Can a Resort Be Both Sustainable and Luxurious? The Soneva Fushi Is
The Maldives is one of the most remote nations in the world, comprised of 26 atolls and situated in the middle of the Indian Ocean. Before the ‘70s, tourism barely even existed in the region but in the last 30 years, over 100 resorts have cropped up, playing a significant role in the country’s GDP.
Now, the world’s most prolific hotel brands have leased their own atolls from the Maldivian government and built luxury resorts. With brands like the Taj, Shangri-La, and Four Seasons, it’s tempting to choose a property that is “safe,” where you know you’ll get luxury and service. However, if you know anything about the current environmental state of the Maldives, you may opt for a resort that prides itself on sustainability. Climate change is real and imminent, with rising water levels threatening to engulf atolls and increasing water temperatures killing off fragile coral.
With plans to head to the Maldives, I searched for a resort with a strong emphasis on sustainability and I am incredibly fortunate to have stumbled upon Soneva Fushi. The 65-villa resort sits on a 1,400 meter long island in the Baa Atoll. I booked a “Soneva Fushi Villa with pool,” which will set you back about $1,243/night. This rate does not include the seaplane transfer from Malé to the resort, which will cost you $550 per person (roundtrip).

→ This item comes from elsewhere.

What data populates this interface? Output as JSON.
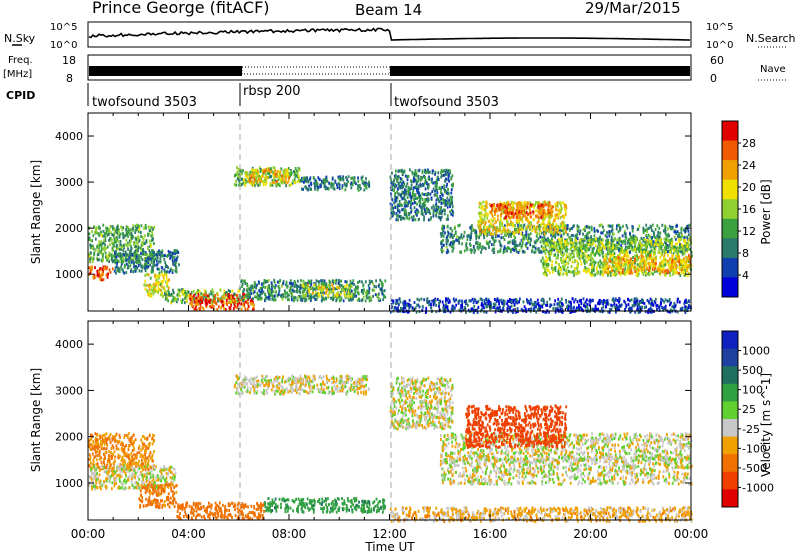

The 30-minute flight from Malé, the main island, gave us a stunning aerial view of the countless tiny islands, and was certainly worth the additional cost (not that we had a choice). We landed next to a tiny dock in the middle of the water, dubbed the Soneva Fushi International Airport. Our butler Mohamed greeted us on a boat and took us to the island. Upon arrival, we had a brief tour and went straight to our villa. No checking in, no crazy forms. There was only one rule for the week: no news, no shoes.